Deploying Datadog Agent to enable sending metrics to Datadog from Fly.io app

We are using datadog for our metrics instrumentation, and I think I’m close to a working implementation.

What I’ve done is instrument our app to use the datadog tracer and send metrics to dd-agent.internal . I then set up a Github action to run flyctl deploy --app dd-agent --image gcr.io/datadoghq/agent:7 -e DD_API_KEY=${{ secrets.API_KEY }} -e DD_SITE="datadoghq.com" -e DD_APM_NON_LOCAL_TRAFFIC=true

which I thought would deploy a new application using the datadog agent container image. This didn’t work because fly.io failed with “Error failed fetching existing app config: Could not resolve”

I discovered I need to run flyctl launch from a project directory to start a new application. How would I do this if all I need to deploy is an existing Dockerhub image? Will I have to make a new github repository, write a dockerfile, and run flyctl launch from the new repository or is there a simpler way to accomplish this?

From my experience, yes, a direct call to fly deploy fails because the referenced app name does not exist. You have to run fly launch first, specifying the image etc there (flyctl launch).

What that does is set up the app’s name, region, organization etc. Else it wouldn’t know where to put it. That’ll write a fly.toml file (App Configuration (fly.toml)) to the folder you run it from, which is where Fly records e.g the app name, which ports to open, any healthchecks, env variables etc. Unless you already have one of those in the folder, as you can make one manually.
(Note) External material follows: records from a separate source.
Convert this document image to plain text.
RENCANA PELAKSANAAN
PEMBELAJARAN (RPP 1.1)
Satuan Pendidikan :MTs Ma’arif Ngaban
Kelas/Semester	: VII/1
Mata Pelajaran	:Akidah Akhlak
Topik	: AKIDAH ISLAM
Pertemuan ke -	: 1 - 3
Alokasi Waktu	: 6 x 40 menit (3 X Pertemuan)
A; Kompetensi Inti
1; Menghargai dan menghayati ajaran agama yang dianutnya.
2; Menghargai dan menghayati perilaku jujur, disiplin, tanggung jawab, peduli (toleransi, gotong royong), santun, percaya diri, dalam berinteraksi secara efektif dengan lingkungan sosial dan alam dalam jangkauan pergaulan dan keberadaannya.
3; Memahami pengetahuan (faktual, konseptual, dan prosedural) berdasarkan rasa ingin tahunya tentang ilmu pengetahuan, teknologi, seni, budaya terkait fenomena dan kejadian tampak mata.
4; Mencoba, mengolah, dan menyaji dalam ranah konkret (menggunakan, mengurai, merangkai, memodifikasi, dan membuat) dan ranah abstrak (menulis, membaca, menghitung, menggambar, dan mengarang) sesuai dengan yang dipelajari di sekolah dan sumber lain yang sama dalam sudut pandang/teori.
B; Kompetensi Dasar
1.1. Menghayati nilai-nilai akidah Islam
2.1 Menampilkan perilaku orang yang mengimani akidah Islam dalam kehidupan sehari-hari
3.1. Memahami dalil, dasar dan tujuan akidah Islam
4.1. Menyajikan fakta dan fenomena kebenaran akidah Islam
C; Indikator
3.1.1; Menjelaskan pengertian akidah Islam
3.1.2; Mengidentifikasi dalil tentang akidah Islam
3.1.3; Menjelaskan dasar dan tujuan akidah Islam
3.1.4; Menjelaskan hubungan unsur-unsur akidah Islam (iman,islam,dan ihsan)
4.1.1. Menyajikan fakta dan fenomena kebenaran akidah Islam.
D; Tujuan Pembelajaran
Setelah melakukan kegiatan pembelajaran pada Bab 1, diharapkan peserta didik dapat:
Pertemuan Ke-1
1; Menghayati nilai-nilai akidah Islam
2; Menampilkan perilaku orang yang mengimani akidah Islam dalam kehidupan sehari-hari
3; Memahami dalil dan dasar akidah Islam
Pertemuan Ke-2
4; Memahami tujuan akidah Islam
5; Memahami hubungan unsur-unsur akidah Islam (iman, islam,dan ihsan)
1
If so, when you run fly launch it would see that file.

Beyond that, no you don’t need a github repo.

So as far as I’m aware, you will initially at least need a folder for that fly.toml file.

I’ve got this to the point where the DataDog agent is running on the fly.io host, and the app running on the other host is properly configured to target the datadog agent, and I think I got the fly.toml file correct for the datadog agents networking, but I’m struggling to figure out how to get it to pass a fly.io healthcheck.

fly.io automatically crashes out a deployment if it doesn’t pass a health check specified in the fly.toml file for the application, and if you remove the health check from the toml file, it applies a default one anyways.

I tried a http check 'get \ ’ and a tcp check with a 30 second grace period & 5 second timeout but both result in “Failed due to unhealthy allocations” errors, which crash out the VM even though Datadog seems to be running.

Below is my fly.toml (8126 is the port the datadog agent listens on):

# fly.toml file generated for dd-agent on 2022-05-05T11:33:31-07:00

app = "dd-agent"

kill_signal = "SIGINT"
kill_timeout = 5
processes = []

[env]
  PORT = "8126"

[experimental]
  allowed_public_ports = []
  auto_rollback = true

[[services]]
  internal_port = 8126
  processes = ["app"]
  protocol = "tcp"

  [services.concurrency]
    hard_limit = 25
    soft_limit = 20
    type = "connections"

  [[services.ports]]
    force_https = true
    handlers = ["http"]
    port = 80

  [[services.ports]]
    handlers = ["tls", "http"]
    port = 443

  [[services.http_checks]]
    interval = 10000
    grace_period = "30s"
    method = "get"
    path = "/"
    protocol = "http"
    restart_limit = 0
    timeout = 5000
    tls_skip_verify = true

[[statics]]
  guest_path = "/app/public"
  url_prefix = "/static/"

I made a new topic for this because it’s a new issue.